If the audience was not already confused by Soon’s account of Barsugli et al, his claim that if they had included the land the temperature would be 38 °C, will have done it. There is no land on an aqua-planet.
Next, Soon shows [5:58] a long pre-industrial climate model control run Liang et al (2013) that has a strong 11-year cycle. Soon alleges that this cycle is
of course artificially imposed. It is a terrible thing that these people are playing with their model in that way.
He offers no evidence to support this claim. Liang et al do not discuss this cycle, they are more interested in the amount of low frequency variability.
A video of Gavin Schmidt (who is a far, far better presenter) discussing the skill of climate models follows [6:48], which Soon describes as “arrogance” [7:39].
Soon’s counter example is the proxy-model comparison of Jiang et al (2012) which shows a large mismatch for winter temperatures with climate models suggesting it was cooler and palaeoecological evidence suggesting is was 5-8 °C warmer.
Soon assumes that this discrepancy means that the models must be wrong. He does not consider the alternative hypothesis that the palaeoecological evidence might be wrong. I have previously argued that the palaeoecological evidence for large winter warming in China is not robust and the model result is not unreasonable given the orbital and greenhouse gas forcing.
The use of the mid-Holocene pollen-based reconstruction from Bartlein et al (2011) by the IPCC is discussed next [9:32], and dismissed as bogus because there are “no data in China” (actually there is at least one site). This analysis is of the northern extratropics, China is not so large that the relative lack of data from there will hugely bias the results.
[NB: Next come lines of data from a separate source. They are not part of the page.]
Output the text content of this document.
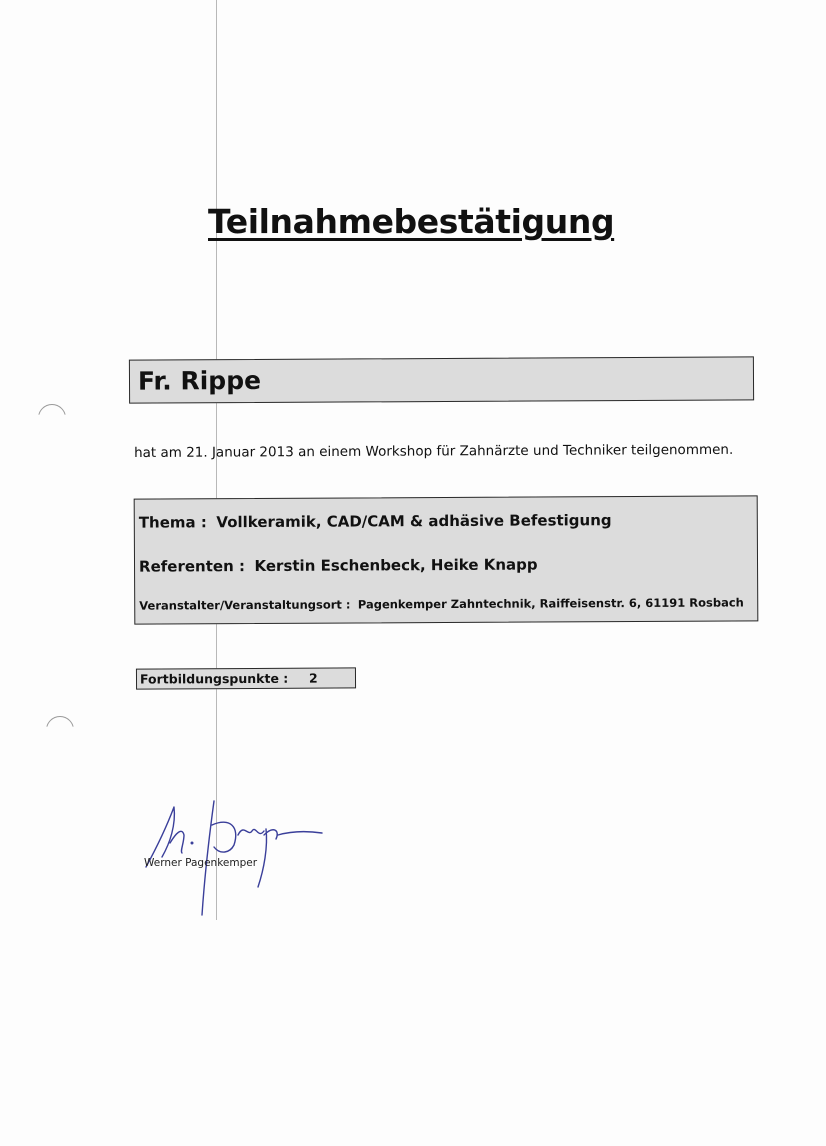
Teilnahmebestätigung
Fr. Rippe
hat am 21. Januar 2013 an einem Workshop für Zahnärzte und Techniker teilgenommen.
Thema : Vollkeramik, CAD/CAM & adhäsive Befestigung
Referenten : Kerstin Eschenbeck, Heike Knapp
Veranstalter/Veranstaltungsort : Pagenkemper Zahntechnik, Raiffeisenstr. 6, 61191 Rosbach
Fortbildungspunkte : 2
Werner Pagenkemper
Soon now returns to his main research focus of astronomy and leaves my area of understanding.
At [10:15] he declares that he is “very bothered” by a statement in IPCC WG1 AR5 22.214.171.124.
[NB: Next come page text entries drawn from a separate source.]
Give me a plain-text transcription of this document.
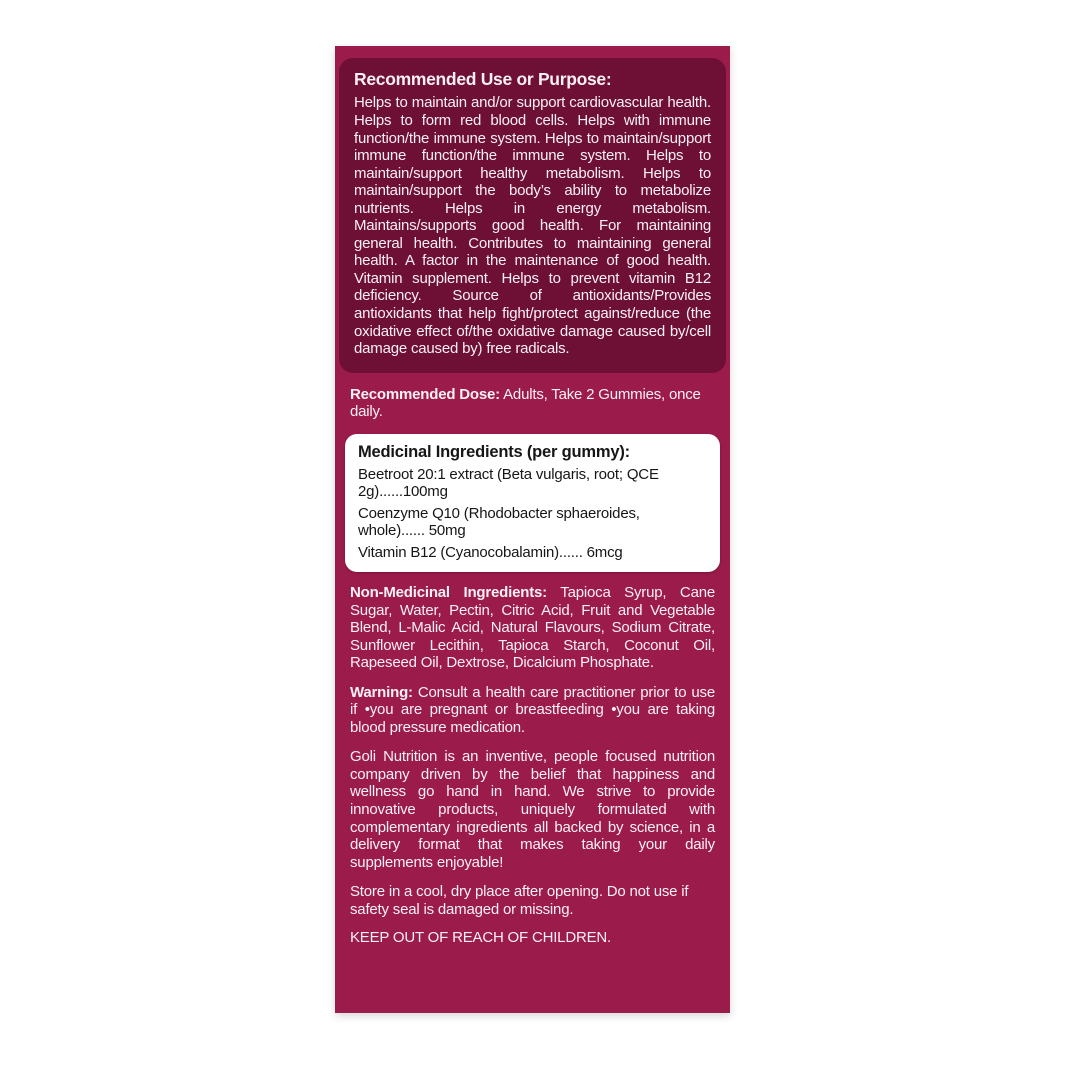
Recommended Use or Purpose:

Helps to maintain and/or support cardiovascular health. Helps to form red blood cells. Helps with immune function/the immune system. Helps to maintain/support immune function/the immune system. Helps to maintain/support healthy metabolism. Helps to maintain/support the body’s ability to metabolize nutrients. Helps in energy metabolism. Maintains/supports good health. For maintaining general health. Contributes to maintaining general health. A factor in the maintenance of good health. Vitamin supplement. Helps to prevent vitamin B12 deficiency. Source of antioxidants/Provides antioxidants that help fight/protect against/reduce (the oxidative effect of/the oxidative damage caused by/cell damage caused by) free radicals.

Recommended Dose: Adults, Take 2 Gummies, once daily.

Medicinal Ingredients (per gummy):

Beetroot 20:1 extract (Beta vulgaris, root; QCE 2g)......100mg

Coenzyme Q10 (Rhodobacter sphaeroides, whole)...... 50mg

Vitamin B12 (Cyanocobalamin)...... 6mcg

Non-Medicinal Ingredients: Tapioca Syrup, Cane Sugar, Water, Pectin, Citric Acid, Fruit and Vegetable Blend, L-Malic Acid, Natural Flavours, Sodium Citrate, Sunflower Lecithin, Tapioca Starch, Coconut Oil, Rapeseed Oil, Dextrose, Dicalcium Phosphate.

Warning: Consult a health care practitioner prior to use if •you are pregnant or breastfeeding •you are taking blood pressure medication.

Goli Nutrition is an inventive, people focused nutrition company driven by the belief that happiness and wellness go hand in hand. We strive to provide innovative products, uniquely formulated with complementary ingredients all backed by science, in a delivery format that makes taking your daily supplements enjoyable!

Store in a cool, dry place after opening. Do not use if safety seal is damaged or missing.

KEEP OUT OF REACH OF CHILDREN.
Concerning the uncertainty range, in AR4 the upper limit corresponded to the reconstruction of Lean (2000), based on the reduced brightness of non-cycling Sun-like stars assumed typical of a Maunder minimum (MM) state. The use of such stellar analogues was based on the work of Baliunas and Jastrow (1990), but more recent surveys have not reproduced their results and suggest that the selection of the original set was flawed (Hall and Lockwood, 2004; Wright, 2004); the lower limit from 1750 to present in AR4 was due to the assumed increase in the amplitude of the 11-year cycle only.
Soon, who has piled on the crowd-pleasing invective throughout his presentation (the IPCC is “gangster science”, “misrepresenting results”, “misleading everybody” “anti-scientific”, and includes “bogus results” and “pseudo-scientific claims”) now gets upset that the IPCC “suggests” that Baliunas and Jastrow’s work was “flawed”. “Very strong words”, he moans, a “matter of really amazing injustice”, before labelling the IPCC statement as “pseudo-scientific”.
I didn’t understand much of the argument that followed. As this was supposed to be a talk to a non-scientific audience, you can be fairly certain that few, if any, of the audience understood it either. Soon is really not a good science communicator. Perhaps he doesn’t aim to be.
Soon had apparently run out of science to mangle at [14.26] so played a clip of Larry the Cable Guy making lame jokes about climate change for the last 90 seconds of his presentation.